In Ghana, Kwasi Ampene reconsiders the ancestral Black Stools, the source of political power and kingship legitimacy in Asante. In “Power and Responsibility: Royalty and the Performing Arts in Asante-Ghana” [https://doi.org/10.1017/asr.2021.13], Ampene examines the sacred and exclusive attributes of stoolship rituals. With a focus on the Grand Worship, at the center of which is the Asantehene, he argues that artistic performance defines and enhances the power of chiefly rulers.

In “Zulu Poems of (and for) Nature: Bhekinkosi Ntuli’s Environmental Imagination in Imvunge Yemvelo (1972)” [https://doi.org/10.1017/asr.2020.135], Oliver Nyambi and Patricks Voua Otomo examine the tropes of “lady nature,” nostalgia, and dystopia in the work of the Zulu poet and novelist. Ntuli began writing in isiZulu as a teenager and has been the recipient of numerous prizes, awards, and distinctions. The authors recount Ntuli’s preoccupations with local and indigenous knowledge and the relationship between humans and their environment, set against a cross-current of decolonial and anti-imperial epistemologies.

Moving across the continent, in “Medina Gounass: Constructing Extra-National Space in a West African Borderland” [https://doi.org/10.1017/asr.2020.130], David Glovsky interrogates the historical autonomy of a Muslim community in Senegal. The location of the city in a border region is a factor in its development of an alternative geography of detachment from colonial and postcolonial power. The author investigates the emergence of parallel government structures, deeply informed by Islamic law, with wider implications for the study of territoriality and political power in contemporary Africa.

This issue features a forum on the practices and possibilities created by land deals in postcolonial and contemporary Africa, introduced and edited by Youjin Chung and Marie Gagné. As the forum’s subeditors explain in their brief introduction [https://doi.org/10.1017/asr.2021.73], land disputes have long formed a central node of research in African studies. Land ownership, control, theft, inheritance, grabbing, and seizure are just some of the most urgent and salient issues. In “The Curious Case of Three Male Elders: Land Grabbing, Lawfare, and Intersectional Politics of Exclusion in Tanzania” [https://doi.org/10.1017/asr.2020.125], Chung deciphers a lawsuit filed by elders against the government and a foreign investor to reveal how the gendered lawfare tactics excluded women’s considerations. In “‘This Mine is for the Entire Casamance Coastline’: The Politics of Scale and the Future of the Extractive Frontier in Casamance, Senegal” [https://doi.org/10.1017/asr.2021.54], Ashley Fent investigates the politicization of small-scale mining to reveal the relationship between scale and conflict on the local and national level. In “When Land becomes a Burden: An Analysis of an Underperforming Zambian Land Deal” [https://doi.org/10.1017/asr.2021.65], Tijo Salverda and Chewe Nkonde consider an incomplete land deal and development project, and the accompanying slow-moving but ongoing conflict, to shed light on how larger land deals often leave investors and local populations in limbo. And Gagné, in “Corporate Repertoires of Control and Performances of Power in a Contested Land Deal in Senegal” [https://doi.org/10.1017/asr.2021.90], explores the give and take between investors, government agents, and local populations to reveal the adaptation and performance employed to sustain the acquisition and exploitation of larger land deals.

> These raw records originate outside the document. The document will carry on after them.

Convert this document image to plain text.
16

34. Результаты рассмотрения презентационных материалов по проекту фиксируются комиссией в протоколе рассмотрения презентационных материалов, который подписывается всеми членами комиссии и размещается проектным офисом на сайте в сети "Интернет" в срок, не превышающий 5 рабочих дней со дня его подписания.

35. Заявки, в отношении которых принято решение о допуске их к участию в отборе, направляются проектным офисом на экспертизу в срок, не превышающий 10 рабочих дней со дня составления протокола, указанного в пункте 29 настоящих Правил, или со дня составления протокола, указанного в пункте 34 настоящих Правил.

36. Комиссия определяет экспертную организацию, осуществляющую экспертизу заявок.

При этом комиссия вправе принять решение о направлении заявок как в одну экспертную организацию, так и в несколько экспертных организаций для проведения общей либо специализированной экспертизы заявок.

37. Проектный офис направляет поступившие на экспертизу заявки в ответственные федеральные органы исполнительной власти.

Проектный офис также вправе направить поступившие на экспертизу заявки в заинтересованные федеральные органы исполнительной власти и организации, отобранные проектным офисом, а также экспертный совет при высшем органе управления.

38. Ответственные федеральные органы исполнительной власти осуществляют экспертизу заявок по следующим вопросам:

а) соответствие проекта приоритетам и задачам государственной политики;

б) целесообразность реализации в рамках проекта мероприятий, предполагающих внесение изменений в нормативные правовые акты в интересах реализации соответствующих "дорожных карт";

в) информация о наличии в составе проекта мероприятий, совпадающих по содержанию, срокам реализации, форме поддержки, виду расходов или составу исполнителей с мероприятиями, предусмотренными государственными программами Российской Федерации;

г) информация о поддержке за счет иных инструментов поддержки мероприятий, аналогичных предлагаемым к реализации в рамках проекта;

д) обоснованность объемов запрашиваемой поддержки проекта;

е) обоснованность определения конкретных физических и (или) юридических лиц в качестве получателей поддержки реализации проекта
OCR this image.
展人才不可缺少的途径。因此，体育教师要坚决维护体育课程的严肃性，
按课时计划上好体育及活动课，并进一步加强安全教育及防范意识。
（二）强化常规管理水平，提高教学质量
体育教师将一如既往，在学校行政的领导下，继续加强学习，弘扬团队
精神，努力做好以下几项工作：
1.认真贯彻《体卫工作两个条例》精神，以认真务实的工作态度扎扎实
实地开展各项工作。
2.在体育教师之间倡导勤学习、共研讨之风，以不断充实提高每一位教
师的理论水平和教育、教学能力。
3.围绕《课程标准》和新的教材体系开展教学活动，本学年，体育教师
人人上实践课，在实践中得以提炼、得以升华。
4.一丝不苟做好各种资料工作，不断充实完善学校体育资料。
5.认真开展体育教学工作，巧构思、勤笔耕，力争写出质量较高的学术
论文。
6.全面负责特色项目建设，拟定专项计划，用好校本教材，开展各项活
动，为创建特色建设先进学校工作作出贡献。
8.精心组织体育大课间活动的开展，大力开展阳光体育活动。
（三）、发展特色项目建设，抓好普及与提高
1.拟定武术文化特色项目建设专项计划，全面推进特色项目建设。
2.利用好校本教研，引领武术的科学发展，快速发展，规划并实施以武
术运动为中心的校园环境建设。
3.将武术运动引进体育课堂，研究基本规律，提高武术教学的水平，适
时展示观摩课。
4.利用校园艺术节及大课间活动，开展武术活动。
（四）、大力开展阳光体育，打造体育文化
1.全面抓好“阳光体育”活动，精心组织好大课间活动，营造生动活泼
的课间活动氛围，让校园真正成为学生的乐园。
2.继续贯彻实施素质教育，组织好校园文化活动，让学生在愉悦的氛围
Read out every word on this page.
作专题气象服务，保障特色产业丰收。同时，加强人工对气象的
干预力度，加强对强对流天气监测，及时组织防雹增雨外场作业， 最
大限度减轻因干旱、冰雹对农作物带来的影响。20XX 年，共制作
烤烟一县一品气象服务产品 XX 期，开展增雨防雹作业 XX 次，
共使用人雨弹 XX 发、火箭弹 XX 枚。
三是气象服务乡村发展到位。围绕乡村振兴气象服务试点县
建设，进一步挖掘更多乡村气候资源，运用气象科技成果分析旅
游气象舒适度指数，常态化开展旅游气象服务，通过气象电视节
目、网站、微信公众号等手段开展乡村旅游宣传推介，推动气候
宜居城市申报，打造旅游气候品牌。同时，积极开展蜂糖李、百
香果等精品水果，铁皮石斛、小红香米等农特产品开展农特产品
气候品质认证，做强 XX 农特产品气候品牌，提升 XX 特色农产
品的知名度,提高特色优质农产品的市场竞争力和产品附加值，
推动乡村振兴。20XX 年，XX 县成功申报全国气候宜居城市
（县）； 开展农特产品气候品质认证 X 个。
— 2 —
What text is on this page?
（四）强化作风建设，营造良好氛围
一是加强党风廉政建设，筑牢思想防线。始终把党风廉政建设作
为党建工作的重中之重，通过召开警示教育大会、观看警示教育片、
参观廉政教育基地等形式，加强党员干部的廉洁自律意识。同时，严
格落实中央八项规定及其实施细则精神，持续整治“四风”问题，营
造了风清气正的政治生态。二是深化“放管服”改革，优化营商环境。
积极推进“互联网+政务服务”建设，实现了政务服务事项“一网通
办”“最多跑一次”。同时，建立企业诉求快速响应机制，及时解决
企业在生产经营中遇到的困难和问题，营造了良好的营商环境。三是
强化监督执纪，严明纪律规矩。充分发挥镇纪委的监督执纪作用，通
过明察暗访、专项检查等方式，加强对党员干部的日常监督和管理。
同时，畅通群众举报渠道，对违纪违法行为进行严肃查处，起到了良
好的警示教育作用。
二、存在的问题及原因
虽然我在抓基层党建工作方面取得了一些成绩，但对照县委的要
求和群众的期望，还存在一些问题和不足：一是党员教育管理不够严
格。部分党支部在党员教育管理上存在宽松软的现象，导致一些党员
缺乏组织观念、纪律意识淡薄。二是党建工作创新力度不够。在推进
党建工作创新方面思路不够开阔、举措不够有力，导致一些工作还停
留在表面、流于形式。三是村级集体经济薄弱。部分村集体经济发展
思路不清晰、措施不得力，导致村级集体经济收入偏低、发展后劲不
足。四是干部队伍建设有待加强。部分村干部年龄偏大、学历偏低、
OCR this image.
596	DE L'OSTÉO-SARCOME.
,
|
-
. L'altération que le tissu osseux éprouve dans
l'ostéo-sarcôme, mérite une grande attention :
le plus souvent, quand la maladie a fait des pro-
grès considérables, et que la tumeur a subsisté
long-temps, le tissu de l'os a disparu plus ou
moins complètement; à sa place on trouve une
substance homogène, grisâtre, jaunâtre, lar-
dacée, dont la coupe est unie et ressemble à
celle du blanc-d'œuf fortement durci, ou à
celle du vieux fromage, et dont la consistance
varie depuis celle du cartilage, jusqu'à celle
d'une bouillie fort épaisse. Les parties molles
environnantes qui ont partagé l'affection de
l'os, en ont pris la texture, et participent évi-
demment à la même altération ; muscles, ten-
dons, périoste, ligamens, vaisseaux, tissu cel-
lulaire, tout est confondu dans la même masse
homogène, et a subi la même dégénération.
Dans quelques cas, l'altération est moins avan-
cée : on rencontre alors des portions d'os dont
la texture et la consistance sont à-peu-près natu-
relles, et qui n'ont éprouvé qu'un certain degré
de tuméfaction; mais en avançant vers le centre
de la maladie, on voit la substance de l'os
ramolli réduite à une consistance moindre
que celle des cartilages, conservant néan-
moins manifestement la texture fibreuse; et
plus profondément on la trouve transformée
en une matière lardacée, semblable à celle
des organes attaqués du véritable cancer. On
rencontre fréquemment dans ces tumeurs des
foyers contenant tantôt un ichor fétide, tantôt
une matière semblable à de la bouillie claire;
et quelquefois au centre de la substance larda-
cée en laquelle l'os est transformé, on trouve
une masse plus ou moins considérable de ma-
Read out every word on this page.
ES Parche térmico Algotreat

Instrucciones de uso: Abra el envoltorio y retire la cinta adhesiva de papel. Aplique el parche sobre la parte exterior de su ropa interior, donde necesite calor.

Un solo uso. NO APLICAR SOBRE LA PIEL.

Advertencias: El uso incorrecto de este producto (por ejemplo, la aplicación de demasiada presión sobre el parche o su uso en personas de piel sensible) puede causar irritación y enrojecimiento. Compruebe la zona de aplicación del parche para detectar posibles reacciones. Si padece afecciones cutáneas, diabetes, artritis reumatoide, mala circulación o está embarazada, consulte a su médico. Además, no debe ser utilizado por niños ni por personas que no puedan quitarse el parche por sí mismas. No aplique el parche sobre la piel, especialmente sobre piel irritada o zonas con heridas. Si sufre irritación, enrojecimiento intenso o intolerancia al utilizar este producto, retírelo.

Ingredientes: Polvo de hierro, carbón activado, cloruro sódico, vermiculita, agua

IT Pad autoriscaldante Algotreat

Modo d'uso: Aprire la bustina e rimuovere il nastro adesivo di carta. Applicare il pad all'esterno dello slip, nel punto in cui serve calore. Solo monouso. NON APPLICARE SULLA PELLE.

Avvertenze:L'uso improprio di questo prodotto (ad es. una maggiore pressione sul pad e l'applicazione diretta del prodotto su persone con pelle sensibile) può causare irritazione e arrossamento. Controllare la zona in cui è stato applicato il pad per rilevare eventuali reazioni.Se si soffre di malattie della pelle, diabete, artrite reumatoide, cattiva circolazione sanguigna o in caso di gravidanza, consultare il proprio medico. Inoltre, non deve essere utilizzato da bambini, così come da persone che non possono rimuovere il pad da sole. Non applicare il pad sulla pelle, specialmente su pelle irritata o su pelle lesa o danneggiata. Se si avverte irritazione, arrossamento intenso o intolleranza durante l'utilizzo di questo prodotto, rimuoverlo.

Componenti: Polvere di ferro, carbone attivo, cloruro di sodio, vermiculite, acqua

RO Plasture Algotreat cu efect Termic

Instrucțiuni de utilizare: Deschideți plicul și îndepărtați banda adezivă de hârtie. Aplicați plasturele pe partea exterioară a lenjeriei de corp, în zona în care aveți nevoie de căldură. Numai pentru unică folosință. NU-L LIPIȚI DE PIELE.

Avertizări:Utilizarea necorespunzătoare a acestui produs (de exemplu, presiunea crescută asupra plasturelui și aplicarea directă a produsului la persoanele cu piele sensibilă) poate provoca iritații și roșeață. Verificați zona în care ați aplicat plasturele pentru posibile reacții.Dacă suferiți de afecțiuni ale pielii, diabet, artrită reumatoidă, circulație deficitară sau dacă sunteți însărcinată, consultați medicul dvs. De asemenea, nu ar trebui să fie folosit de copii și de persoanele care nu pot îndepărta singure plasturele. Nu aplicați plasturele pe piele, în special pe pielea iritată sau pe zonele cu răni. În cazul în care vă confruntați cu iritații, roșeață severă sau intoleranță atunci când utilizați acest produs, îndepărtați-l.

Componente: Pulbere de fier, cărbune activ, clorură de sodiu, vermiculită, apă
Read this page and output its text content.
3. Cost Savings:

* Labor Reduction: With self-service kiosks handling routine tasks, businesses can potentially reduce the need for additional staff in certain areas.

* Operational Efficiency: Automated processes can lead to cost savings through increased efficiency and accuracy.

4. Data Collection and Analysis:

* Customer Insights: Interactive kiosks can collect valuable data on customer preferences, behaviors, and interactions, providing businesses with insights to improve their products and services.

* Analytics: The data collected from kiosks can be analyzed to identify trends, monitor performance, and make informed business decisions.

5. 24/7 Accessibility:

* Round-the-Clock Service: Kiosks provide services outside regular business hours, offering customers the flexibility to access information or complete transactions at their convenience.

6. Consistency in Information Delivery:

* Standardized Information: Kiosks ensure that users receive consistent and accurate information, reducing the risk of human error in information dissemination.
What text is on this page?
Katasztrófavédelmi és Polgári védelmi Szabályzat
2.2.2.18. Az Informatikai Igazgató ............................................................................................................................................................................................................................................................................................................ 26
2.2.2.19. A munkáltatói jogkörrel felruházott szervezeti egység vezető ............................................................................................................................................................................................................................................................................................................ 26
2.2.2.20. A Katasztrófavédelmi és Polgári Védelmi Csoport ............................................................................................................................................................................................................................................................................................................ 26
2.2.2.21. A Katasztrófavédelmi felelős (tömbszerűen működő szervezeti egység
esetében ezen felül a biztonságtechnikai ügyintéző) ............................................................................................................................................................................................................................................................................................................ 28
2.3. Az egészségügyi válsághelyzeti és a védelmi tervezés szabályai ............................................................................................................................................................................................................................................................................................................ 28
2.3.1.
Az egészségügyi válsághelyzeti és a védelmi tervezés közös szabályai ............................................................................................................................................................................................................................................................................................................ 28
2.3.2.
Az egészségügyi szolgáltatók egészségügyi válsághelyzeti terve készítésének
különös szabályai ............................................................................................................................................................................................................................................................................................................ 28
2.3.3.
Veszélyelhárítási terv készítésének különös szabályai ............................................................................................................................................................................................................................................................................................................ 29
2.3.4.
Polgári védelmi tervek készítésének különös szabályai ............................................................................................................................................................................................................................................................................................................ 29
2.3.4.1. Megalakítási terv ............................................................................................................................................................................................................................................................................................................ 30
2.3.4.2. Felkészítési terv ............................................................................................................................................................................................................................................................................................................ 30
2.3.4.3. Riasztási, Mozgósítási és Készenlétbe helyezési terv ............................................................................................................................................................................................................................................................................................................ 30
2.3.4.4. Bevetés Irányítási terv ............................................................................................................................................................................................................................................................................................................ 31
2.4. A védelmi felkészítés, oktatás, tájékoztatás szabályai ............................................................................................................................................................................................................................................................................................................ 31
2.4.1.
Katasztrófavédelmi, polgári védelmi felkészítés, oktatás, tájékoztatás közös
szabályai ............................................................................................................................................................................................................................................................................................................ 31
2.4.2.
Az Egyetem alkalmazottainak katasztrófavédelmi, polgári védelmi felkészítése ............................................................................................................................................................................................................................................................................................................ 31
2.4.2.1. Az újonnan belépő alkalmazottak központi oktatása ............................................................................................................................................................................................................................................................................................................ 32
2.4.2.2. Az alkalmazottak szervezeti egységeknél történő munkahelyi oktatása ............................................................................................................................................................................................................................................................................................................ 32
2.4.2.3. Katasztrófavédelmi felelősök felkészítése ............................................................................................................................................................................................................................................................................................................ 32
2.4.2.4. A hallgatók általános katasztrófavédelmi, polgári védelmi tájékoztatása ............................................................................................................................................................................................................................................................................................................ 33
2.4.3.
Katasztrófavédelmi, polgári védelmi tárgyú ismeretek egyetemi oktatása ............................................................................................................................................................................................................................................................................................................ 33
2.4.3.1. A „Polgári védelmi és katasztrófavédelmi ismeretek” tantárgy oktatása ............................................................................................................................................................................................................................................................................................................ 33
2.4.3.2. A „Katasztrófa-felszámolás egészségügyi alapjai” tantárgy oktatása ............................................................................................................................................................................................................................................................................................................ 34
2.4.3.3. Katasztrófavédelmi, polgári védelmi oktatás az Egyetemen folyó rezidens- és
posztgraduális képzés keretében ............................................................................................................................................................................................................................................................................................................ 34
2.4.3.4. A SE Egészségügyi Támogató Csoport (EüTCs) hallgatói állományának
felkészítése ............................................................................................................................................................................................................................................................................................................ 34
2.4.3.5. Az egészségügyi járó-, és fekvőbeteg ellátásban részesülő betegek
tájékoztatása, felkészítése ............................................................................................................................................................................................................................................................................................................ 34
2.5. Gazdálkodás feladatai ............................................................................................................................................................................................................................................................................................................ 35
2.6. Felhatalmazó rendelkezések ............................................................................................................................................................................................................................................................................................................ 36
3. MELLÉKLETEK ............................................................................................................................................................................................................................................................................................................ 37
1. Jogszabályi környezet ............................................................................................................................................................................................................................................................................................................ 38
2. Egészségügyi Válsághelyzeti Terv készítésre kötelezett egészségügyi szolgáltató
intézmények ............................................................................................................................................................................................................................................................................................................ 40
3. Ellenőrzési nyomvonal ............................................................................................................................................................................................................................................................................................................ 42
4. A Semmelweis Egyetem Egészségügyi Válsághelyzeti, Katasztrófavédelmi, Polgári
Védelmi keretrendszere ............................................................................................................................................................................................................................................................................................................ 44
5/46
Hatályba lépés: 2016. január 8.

Our final essay, the latest installment in the African Studies Keywords (ASK) [https://doi.org/10.1017/asr.2021.10] series, considers “Democracy” [https://doi.org/10.1017/asr.2021.43], one of the most compelling and persistent political forms and social ideals. Nic Cheeseman and Sishuwa Sishuwa begin by considering whether democracy is a colonial imposition, before turning to various debates around democratization and what they term “consensual democracy.” Our volume is completed by the usual collection of excellent book and film reviews, all of which are available online and accessible freely.